First, completely unscientific benchmarking will begin first:
All programs were compiled with the default optimization level (-O3 for gcc, -O2 for GHC) and run with
time ./prog > outfile
As a baseline, program C took 1.07 seconds to create a ~ 76 MB file (78888897 bytes), approximately 70 MB / s.
- The "naive" Haskell program (
forM [1 .. 10000000] $ \j -> putStrLn (show j) ) took 8.64 s, about 8.8 MB / s. - The same thing with
forM_ instead of forM took 5.64s, about 13.5MB / s. - The
ByteString version from ByteString 's answer took 9.13 s, about 8.3 MB / s. - The
Text version from dflemstr's answer took 5.64 s, about 13.5 MB / s. - The
Vector version of the question took 5.54s, about 13.7MB / s. main = mapM_ (C.putStrLn . C.pack . show) $ [1 :: Int .. 10000000] , where C is Data.ByteString.Char8 , it took 4.25s, about 17.9MB / s.putStr . unlines . map show $ [1 :: Int .. 10000000] putStr . unlines . map show $ [1 :: Int .. 10000000] took 3.06s, about 24.8MB / s.Hand loop
main = putStr $ go 1 where go :: Int -> String go i | i > 10000000 = "" | otherwise = shows i . showChar '\n' $ go (i+1)
- 2.32 s, about 32.75 MB / s.
main = putStrLn $ replicate 78888896 'a' took 1.15 s, about 66 MB / s.main = C.putStrLn $ C.replicate 78888896 'a' , where C is Data.ByteString.Char8 , took 0.143 s, about 530 MB / s, about the same numbers for lazy ByteString s.
What can we learn from this?
First, do not use forM or mapM unless you really want to collect the results. Damage, it sucks.
Then the ByteString output can be very fast (10.), but if building a ByteString for the output is slow (3.), you will get a slower code than the naive String output.
What is so terrible in 3.? Well, all String involved are very short. So you get a list
Chunk "1234567" Empty
and between any two of these, and Chunk "\n" Empty is placed, the resulting list is combined, which means that all these Empty discarded during construction ... (Chunk "1234567" (Chunk "\n" (Chunk "1234568" (...)))) . That there is a lot of wasteful construction-deconstruction-reconstruction. A speed comparable to the Text version and the fixed "naive" String can be achieved using pack to strict ByteString and using fromChunks (and Data.List.intersperse for Data.List.intersperse ). Better performance, slightly better than 6., can be obtained by eliminating costly singletones. If you stick newline characters to String s using \k -> shows k "\n" instead of show , the concatenation should be half the length slightly larger than the ByteString s that is being calculated.

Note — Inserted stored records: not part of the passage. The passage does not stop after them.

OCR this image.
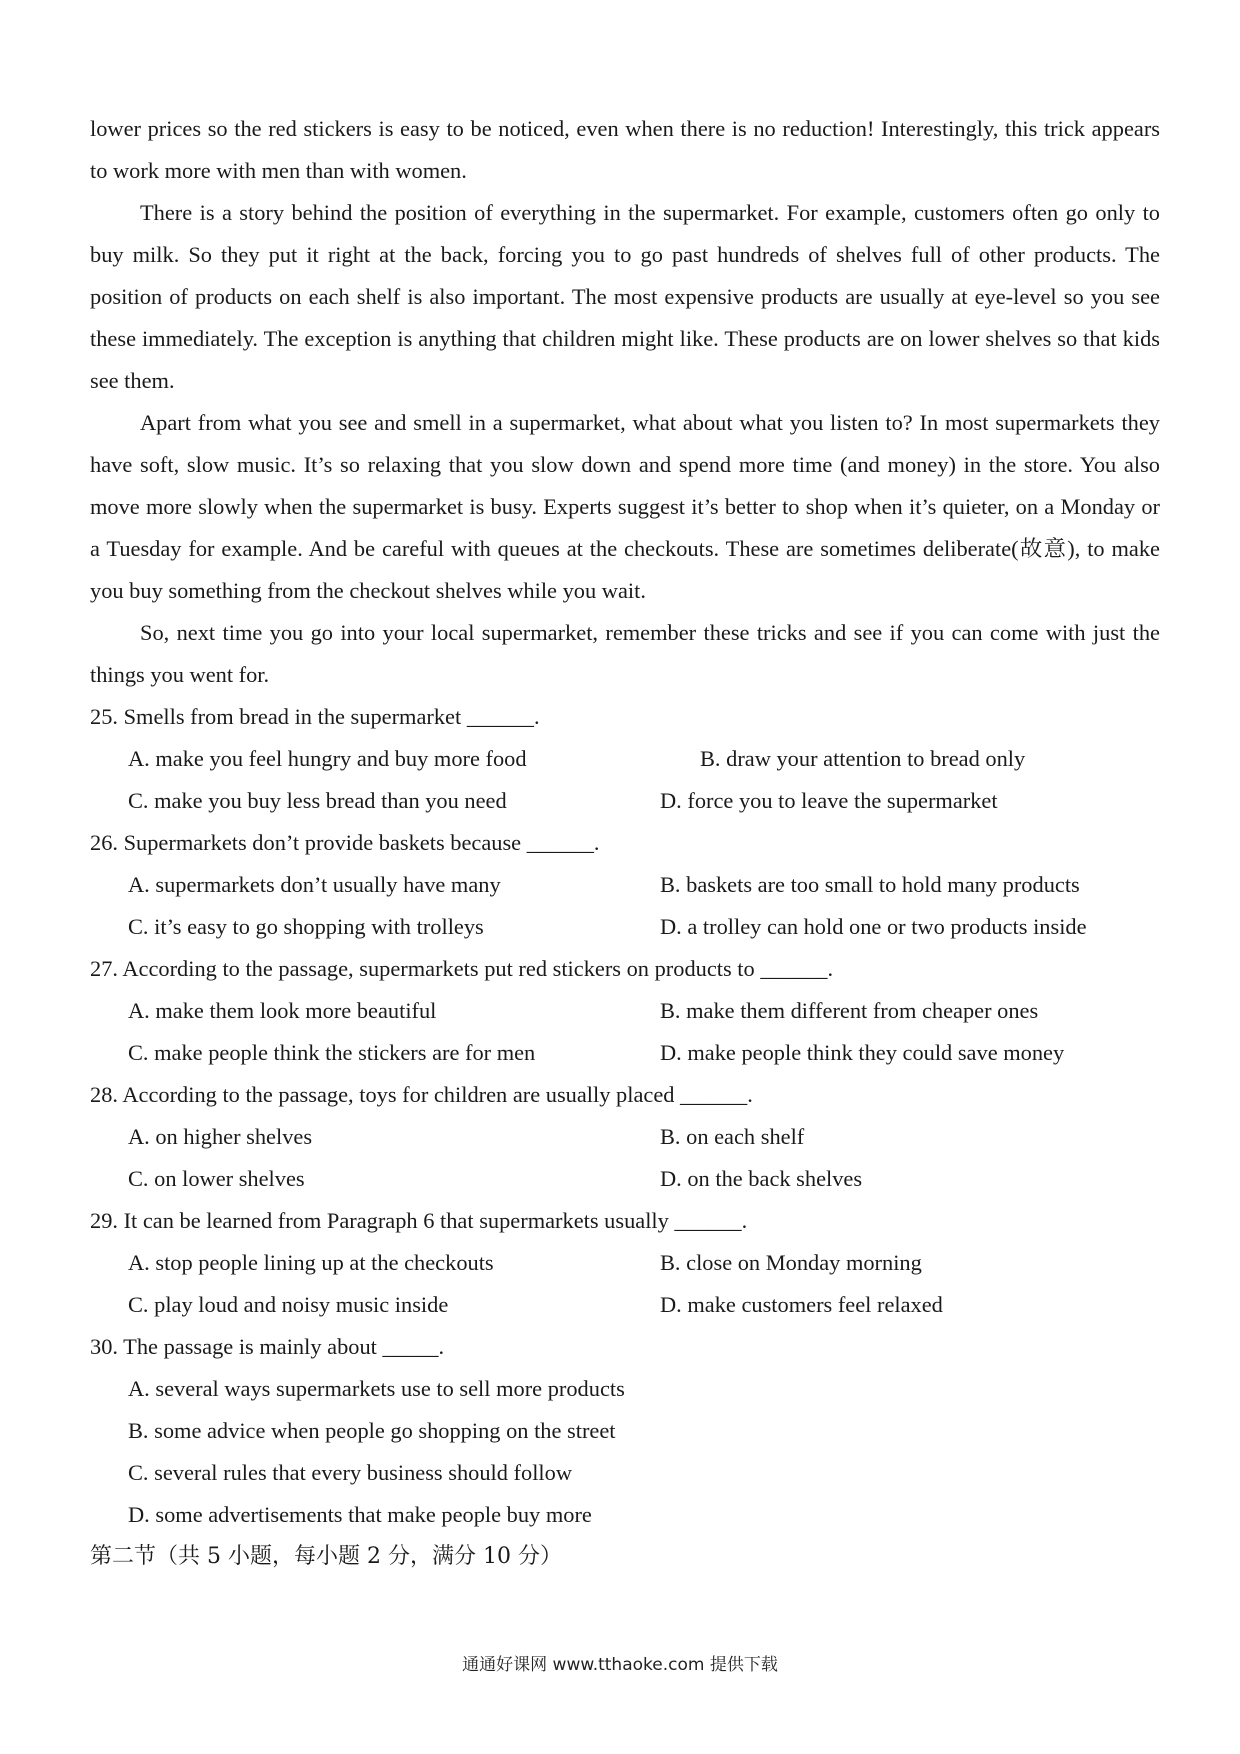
lower prices so the red stickers is easy to be noticed, even when there is no reduction! Interestingly, this trick appears to work more with men than with women.

There is a story behind the position of everything in the supermarket. For example, customers often go only to buy milk. So they put it right at the back, forcing you to go past hundreds of shelves full of other products. The position of products on each shelf is also important. The most expensive products are usually at eye-level so you see these immediately. The exception is anything that children might like. These products are on lower shelves so that kids see them.

Apart from what you see and smell in a supermarket, what about what you listen to? In most supermarkets they have soft, slow music. It’s so relaxing that you slow down and spend more time (and money) in the store. You also move more slowly when the supermarket is busy. Experts suggest it’s better to shop when it’s quieter, on a Monday or a Tuesday for example. And be careful with queues at the checkouts. These are sometimes deliberate(故意), to make you buy something from the checkout shelves while you wait.

So, next time you go into your local supermarket, remember these tricks and see if you can come with just the things you went for.

25. Smells from bread in the supermarket ______.

A. make you feel hungry and buy more food	B. draw your attention to bread only
C. make you buy less bread than you need	D. force you to leave the supermarket

26. Supermarkets don’t provide baskets because ______.

A. supermarkets don’t usually have many	B. baskets are too small to hold many products
C. it’s easy to go shopping with trolleys	D. a trolley can hold one or two products inside

27. According to the passage, supermarkets put red stickers on products to ______.

A. make them look more beautiful	B. make them different from cheaper ones
C. make people think the stickers are for men	D. make people think they could save money

28. According to the passage, toys for children are usually placed ______.

A. on higher shelves	B. on each shelf
C. on lower shelves	D. on the back shelves

29. It can be learned from Paragraph 6 that supermarkets usually ______.

A. stop people lining up at the checkouts	B. close on Monday morning
C. play loud and noisy music inside	D. make customers feel relaxed

30. The passage is mainly about _____.

A. several ways supermarkets use to sell more products
B. some advice when people go shopping on the street
C. several rules that every business should follow
D. some advertisements that make people buy more

第二节（共 5 小题，每小题 2 分，满分 10 分）

通通好课网 www.tthaoke.com 提供下载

I am not familiar enough with inner texts or vectors to offer a more than semi-educated assumption about the reasons for the observed performance, so I will not leave them alone. Suffice it to say that performance enhancement is, at best, minimal compared to the fixed, naive version of String .
Now, 6. shows that the output of ByteString faster than String , enough that in this case the extra work of pack ing is more than compensated. However, do not be fooled by this in order to believe that this is always so. If the String package is long, packaging may take longer than the String output.
But ten million putStrLn calls, whether it is a String or ByteString , take a lot of time. Itβs faster to grab stdout Handle only once and build String output in code other than IO. unlines already working well, but we still suffer from the map show [1 .. 10^7] list design map show [1 .. 10^7] . Unfortunately, the compiler could not fix it (but it fixed [1 .. 10^7] , which is already very good). So do it yourself, bringing it to 8. It's not too scary, but it still takes more than two times more than program C.
You can make a faster Haskell program by going through the low-level and direct filling of a ByteString , not going through the String through show , but I donβt know if the speed C is available. Anyway, this low-level code is not very beautiful, so I will spare you what I have, but sometimes I have to deal with dirty hands, if speed matters.